Shannon Wright Martino and Dr. Susanne Olsen, School of Family Life
A child with a disability may be a unique stressor to all members of the family. For years, researchers have focused on the parents and the child with a disability in the family. However, fewer studies have specifically focused on typically developing siblings of children with disabilities. Therefore, to extend previous research, the purpose of this study was to examine the coping styles used by siblings in families where there is a child with a disability. Medical and practical improvements have increased the lifespan of disabled children and the amount of time they spend at home. Because of this, siblings are more likely to be affected today than in the past (Cox et al., 2002). According to Lobato and associates (1988), the relationship among siblings is one of the most significant, prominent, and long-lasting of all human associations. Stoneman and Brody (1993) note that most disabled children are not the only child in the home. Therefore, siblings of children with disabilities are fairly common. Research indicates that families give meaning and solidity to life through a wide range of established patterns of functioning.
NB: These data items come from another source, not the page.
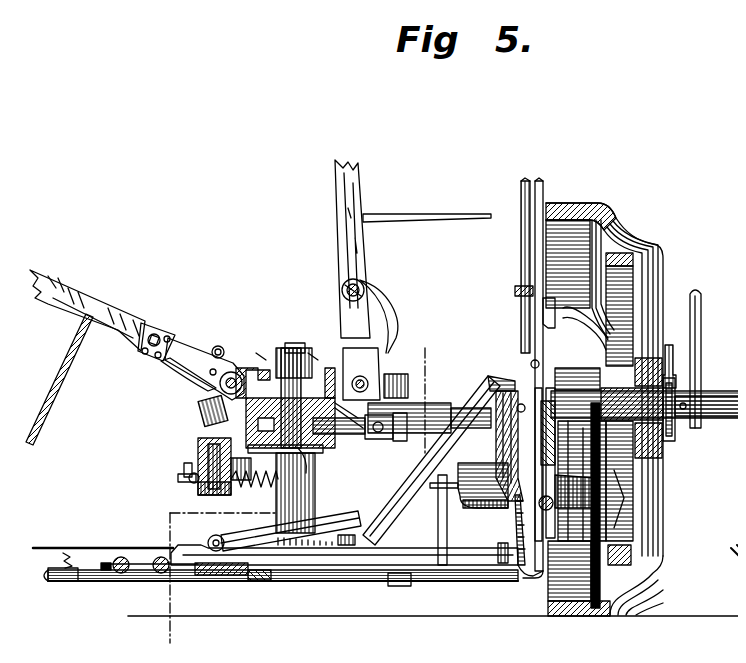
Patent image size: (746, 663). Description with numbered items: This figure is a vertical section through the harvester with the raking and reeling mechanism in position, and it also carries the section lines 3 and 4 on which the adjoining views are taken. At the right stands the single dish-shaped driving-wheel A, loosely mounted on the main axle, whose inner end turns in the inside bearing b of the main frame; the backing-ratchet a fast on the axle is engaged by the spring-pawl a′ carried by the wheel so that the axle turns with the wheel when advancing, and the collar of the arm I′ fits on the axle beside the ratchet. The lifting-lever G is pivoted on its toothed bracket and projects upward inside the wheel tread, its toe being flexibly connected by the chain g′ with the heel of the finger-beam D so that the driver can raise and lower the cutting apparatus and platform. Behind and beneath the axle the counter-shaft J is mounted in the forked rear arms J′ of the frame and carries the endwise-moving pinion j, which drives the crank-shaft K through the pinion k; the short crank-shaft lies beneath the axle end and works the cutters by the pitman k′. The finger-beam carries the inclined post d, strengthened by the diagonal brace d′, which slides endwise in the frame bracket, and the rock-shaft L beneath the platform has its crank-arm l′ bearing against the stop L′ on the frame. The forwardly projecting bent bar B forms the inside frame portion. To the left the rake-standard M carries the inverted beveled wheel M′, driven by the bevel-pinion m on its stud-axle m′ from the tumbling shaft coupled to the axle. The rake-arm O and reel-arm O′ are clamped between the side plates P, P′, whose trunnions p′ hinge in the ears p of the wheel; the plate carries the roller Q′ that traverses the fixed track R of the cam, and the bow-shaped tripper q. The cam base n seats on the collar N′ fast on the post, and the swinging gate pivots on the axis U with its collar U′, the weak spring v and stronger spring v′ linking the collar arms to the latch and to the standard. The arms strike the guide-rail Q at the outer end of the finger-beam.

The section line 4 is at (293, 497).
The reel-arm O′ is at (85, 357).
The side clamping-plate P is at (191, 361).
The lug or ear p is at (228, 362).
The tripper-piece q is at (170, 370).
The roller Q′ is at (197, 400).
The rake-arm O is at (413, 249).
The side clamping-plate P′ is at (353, 306).
The guide-rail Q is at (368, 304).
The trunnion p′ is at (342, 368).
The inverted beveled toothed wheel M′ is at (258, 360).
The rake-standard M is at (308, 492).
The vertical pivot U is at (190, 455).
The light coiled spring v is at (177, 473).
The adjustable collar U′ is at (195, 478).
The strong coiled spring v′ is at (255, 480).
The centrally-open base n is at (306, 464).
The flange or collar N′ is at (308, 470).
The bevel-pinion m is at (362, 430).
The stud-axle m′ is at (390, 432).
The main fixed track R is at (395, 390).
The pitman k′ is at (385, 478).
The diagonal brace d′ is at (455, 458).
The counter-shaft J is at (483, 485).
The stop or short arm L′ is at (430, 487).
The crank-arm l′ is at (427, 527).
The post d is at (480, 510).
The chain g′ is at (506, 510).
The driving-wheel A is at (642, 403).
The lifting-lever G is at (537, 183).
The section line 3 is at (560, 297).
The inside bearing b is at (560, 390).
The backing-ratchet a is at (660, 432).
The spring-pawl a′ is at (661, 338).
The arm I′ is at (694, 320).
The endwise-moving pinion j is at (612, 478).
The forked rear arm of main frame J′ is at (612, 500).
The crank-shaft K is at (542, 503).
The pinion k is at (541, 464).
The angle-plate or doubly-bent bar B is at (540, 540).
The rock-shaft L is at (52, 573).
The plate H′ is at (268, 575).
The finger-beam D is at (358, 548).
Illnesses and disabilities, however, demand change within these set patterns (McCubbin, 1993). In order to change these patterns of functioning, children must develop coping methods that they can use on a daily basis. Unfortunately, most research reveals that disabilities have predominately negative effects. Therefore, in an effort to improve health and life within the home, this qualitative study focused on the various ways that siblings cope with daily stressors.
Description of Subjects
The participants were a subset of subjects from a larger project where families were recruited at two conferences held on disabilities. To maintain confidentiality, each sibling was assigned a code number that he/she was identified by throughout the study. Participants included 32 siblings who came from families with an autistic child or a child with Down syndrome (n=13 and n=19 respectively). Participants in this study ranged in age from 5-16, with the mean age being 10.31 years. Over half (n=18; 51.8%) of the sample was female and 41.9% (n=13) was male. The majority of siblings came from two-parent homes (n=29, 90.6%). All of the families in the study were Caucasian and 90.5% were Latter-day Saints (n=29).
Procedure
Participants were interviewed by a trained interviewer, using a semi-structured, open-ended questionnaire in which siblings were asked 18 questions dealing with the stressors of daily life. Follow-up questions were asked if further information from a response was needed. Interviews were tape recorded and responses transcribed verbatim.
Findings
Emerging themes among sibling responses were analyzed using content analysis and open, axial, and selective coding. Emerging themes were grouped into four categories: proactive, interactive, emotionally reactive, and nonactive. Proactive responses were demonstrated when siblings coped with a stressful situation by problem solving and/or physical action. Interactive responses demonstrated instances where siblings sought social support to manage the stressful situation and specifically mentioned the involvement of another person. Emotionally reactive responses included responses were siblings demonstrated an expression of feelings of emotion or engaged in a solely cognitive response. Nonactive response denote that siblings did not demonstrate a physical or emotional response or denied the occurrence of a stressful situation. Siblings of children with autism used proactive coping methods 54.63% of the time (n=124). Siblings of children with Down syndrome used proactive coping methods 53.96% of the time (n=184). Interactive coping methods were used by siblings of autistic children 29.07% of the time (n=66), while siblings of Down syndrome children used interactive coping method 28.74% of the time (n=98). Emotionally reactive responses were not seen as highly effective in either sample. Emotionally reactive coping methods only resulted in 7.49% (n=17) of the responses for the autistic sample and 10.56% (n=36) for the Down syndrome sample. Nonactive responses were also rarely seen for siblings of autistic children and siblings of Down syndrome children (n=20, 8.81% and n=23, 6.74% respectively).
Implications
Families with a child with a disability are in need of many different types of services. Sibling support groups need to be created with the specific needs of siblings in mind. By knowing the specific coping methods which siblings use to manage everyday stressors, including living with a child with a disability, curriculums that more fully meet the direct needs of siblings can be created. By facilitating groups that allow siblings to learn to properly manage and cope with a child with autism or Down syndrome, the life of the sibling and the life of the child with a disability can greatly be improved.